Secondly, it is important to note that while accounting valuation is based on historical prices (and thus on underlying data), valuers focus on the future, and thus the result of their work can be described as a kind of fiction (by which the author does not want to degrade this discipline in any way - business valuation is a demanding discipline, It is not even intended to find an exact value - its purpose is to give an idea of the possible value that a company could have at a certain date, which can help in making decisions about acquisitions, mergers, etc.).
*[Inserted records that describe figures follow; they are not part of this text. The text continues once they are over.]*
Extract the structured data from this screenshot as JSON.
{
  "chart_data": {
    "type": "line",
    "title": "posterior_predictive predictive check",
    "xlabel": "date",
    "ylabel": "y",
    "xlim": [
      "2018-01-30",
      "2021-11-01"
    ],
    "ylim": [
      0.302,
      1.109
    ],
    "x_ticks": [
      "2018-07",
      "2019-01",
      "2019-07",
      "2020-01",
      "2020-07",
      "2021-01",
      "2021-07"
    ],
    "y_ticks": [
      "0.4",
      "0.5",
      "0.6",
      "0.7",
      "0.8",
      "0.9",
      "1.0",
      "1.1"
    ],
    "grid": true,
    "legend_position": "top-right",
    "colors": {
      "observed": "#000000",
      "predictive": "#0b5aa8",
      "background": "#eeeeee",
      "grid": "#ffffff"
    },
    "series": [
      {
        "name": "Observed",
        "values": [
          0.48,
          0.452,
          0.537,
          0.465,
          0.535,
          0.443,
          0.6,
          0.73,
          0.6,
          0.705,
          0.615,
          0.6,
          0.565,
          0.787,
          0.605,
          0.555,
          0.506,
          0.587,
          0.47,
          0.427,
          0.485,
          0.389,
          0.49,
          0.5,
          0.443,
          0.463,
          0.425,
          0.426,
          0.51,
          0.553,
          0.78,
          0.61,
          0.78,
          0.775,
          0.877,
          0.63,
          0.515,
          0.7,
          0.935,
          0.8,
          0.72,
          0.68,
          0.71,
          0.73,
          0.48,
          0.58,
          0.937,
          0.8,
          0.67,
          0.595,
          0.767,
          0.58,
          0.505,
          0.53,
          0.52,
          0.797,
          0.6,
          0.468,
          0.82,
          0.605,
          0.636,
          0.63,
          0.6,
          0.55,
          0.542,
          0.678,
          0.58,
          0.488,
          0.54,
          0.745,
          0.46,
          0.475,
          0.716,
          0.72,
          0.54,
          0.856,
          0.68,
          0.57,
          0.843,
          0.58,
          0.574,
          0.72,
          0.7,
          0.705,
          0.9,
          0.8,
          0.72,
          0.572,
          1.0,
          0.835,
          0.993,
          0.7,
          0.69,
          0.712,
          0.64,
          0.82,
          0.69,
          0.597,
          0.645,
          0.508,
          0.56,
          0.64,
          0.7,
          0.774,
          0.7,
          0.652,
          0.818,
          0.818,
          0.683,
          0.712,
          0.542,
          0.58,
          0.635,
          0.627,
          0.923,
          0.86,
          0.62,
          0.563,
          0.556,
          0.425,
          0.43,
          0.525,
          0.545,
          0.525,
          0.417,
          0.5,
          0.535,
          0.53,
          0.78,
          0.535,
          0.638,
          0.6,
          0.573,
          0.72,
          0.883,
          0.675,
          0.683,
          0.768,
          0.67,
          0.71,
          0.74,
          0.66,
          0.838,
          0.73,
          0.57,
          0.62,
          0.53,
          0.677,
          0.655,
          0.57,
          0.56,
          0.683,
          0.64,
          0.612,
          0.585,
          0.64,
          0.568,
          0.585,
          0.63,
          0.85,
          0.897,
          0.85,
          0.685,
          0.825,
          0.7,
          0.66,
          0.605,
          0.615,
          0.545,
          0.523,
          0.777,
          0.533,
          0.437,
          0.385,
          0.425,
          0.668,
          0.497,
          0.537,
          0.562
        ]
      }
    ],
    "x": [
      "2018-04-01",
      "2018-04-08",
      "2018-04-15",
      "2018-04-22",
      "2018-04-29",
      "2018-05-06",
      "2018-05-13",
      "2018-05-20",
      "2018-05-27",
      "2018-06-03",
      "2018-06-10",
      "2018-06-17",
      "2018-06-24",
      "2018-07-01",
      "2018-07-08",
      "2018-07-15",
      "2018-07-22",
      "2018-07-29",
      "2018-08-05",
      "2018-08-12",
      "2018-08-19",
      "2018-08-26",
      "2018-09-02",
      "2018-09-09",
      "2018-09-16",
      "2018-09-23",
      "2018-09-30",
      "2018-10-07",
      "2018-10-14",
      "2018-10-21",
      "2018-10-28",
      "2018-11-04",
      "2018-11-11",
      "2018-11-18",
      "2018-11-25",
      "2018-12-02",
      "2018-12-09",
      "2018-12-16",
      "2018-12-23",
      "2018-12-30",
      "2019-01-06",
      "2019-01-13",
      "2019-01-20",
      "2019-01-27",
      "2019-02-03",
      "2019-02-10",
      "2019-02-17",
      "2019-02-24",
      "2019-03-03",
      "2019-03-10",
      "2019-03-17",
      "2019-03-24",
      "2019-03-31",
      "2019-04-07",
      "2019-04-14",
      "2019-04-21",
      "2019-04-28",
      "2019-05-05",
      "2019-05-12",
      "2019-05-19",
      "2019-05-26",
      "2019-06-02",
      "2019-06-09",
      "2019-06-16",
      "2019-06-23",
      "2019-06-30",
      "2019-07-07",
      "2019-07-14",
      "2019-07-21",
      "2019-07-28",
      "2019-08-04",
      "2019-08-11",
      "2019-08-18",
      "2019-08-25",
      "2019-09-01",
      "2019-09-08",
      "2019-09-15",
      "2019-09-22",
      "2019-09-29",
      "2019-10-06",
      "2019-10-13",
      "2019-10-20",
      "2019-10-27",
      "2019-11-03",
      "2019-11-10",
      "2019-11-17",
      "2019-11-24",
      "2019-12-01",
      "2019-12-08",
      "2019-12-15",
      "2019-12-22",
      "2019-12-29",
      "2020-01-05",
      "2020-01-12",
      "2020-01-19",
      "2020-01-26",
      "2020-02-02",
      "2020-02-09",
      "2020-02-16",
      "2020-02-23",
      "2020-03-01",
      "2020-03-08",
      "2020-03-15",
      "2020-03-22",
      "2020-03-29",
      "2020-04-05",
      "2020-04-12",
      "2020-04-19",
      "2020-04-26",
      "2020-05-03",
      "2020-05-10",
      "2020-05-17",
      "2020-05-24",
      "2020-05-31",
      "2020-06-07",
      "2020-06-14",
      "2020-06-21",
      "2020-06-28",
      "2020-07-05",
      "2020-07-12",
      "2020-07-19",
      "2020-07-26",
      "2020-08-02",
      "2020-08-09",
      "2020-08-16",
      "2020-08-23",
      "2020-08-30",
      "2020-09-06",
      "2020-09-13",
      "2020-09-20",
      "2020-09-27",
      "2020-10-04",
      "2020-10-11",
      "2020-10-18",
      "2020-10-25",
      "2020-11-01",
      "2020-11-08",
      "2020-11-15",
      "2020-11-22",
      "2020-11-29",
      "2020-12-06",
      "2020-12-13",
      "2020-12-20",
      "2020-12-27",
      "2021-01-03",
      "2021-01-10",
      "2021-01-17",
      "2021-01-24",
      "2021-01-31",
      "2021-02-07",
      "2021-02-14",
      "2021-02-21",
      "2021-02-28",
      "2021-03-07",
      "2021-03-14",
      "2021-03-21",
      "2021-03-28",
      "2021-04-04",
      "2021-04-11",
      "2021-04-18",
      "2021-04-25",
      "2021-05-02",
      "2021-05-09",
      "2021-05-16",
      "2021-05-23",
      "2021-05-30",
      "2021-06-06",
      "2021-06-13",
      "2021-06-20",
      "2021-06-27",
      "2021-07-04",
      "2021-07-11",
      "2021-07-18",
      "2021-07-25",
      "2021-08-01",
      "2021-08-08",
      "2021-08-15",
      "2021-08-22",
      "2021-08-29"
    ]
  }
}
The valuation itself is divided according to the so-called bases of value (i.e., the purpose for which the valuation is made) - the most common bases of value are market valuation (a valuation that aims to answer the question "How much would a given business be worth in an arm's length transaction between two average market participants on a given date?") and the investment value (a valuation that answers the question of what a given business is worth to a particular investor on a particular date). There are, of course, more bases of value, but I consider these to be the most important.
The actual valuation is then carried out using valuation methods - which we divide into three categories:
1) Income -> "What is the present value of the future income of the company at a specific date?"
2) property -> "What is the fair value of the company's assets?"
3) market comparison -> "What price are similar businesses trading at?"
For businesses that have an assumption of long duration, the most common income methods (the most used is the DCF or Discounted cash flow method). For businesses that have a limited lifetime (or for valuations done for creditors), property methods are again essential (the most important of these methods is the liquidation method, which answers the question "How much would I get if I liquidated the business, paid all liabilities, and sold off all assets?"). The last method focuses again on price reasonableness - by comparing it with capital market data, we learn whether similar businesses are paid significantly more or less than our chosen business.
Once we have a valuation of the whole business, valuing only a share of it is just a matter of simple maths and any deductions/additions to the price (e.g. if I am only buying a 5% share of a company, I cannot expect to pay 5% of the price for the whole business - the right to control the company is usually included in that price – aforementioned 5% share should be cheaper).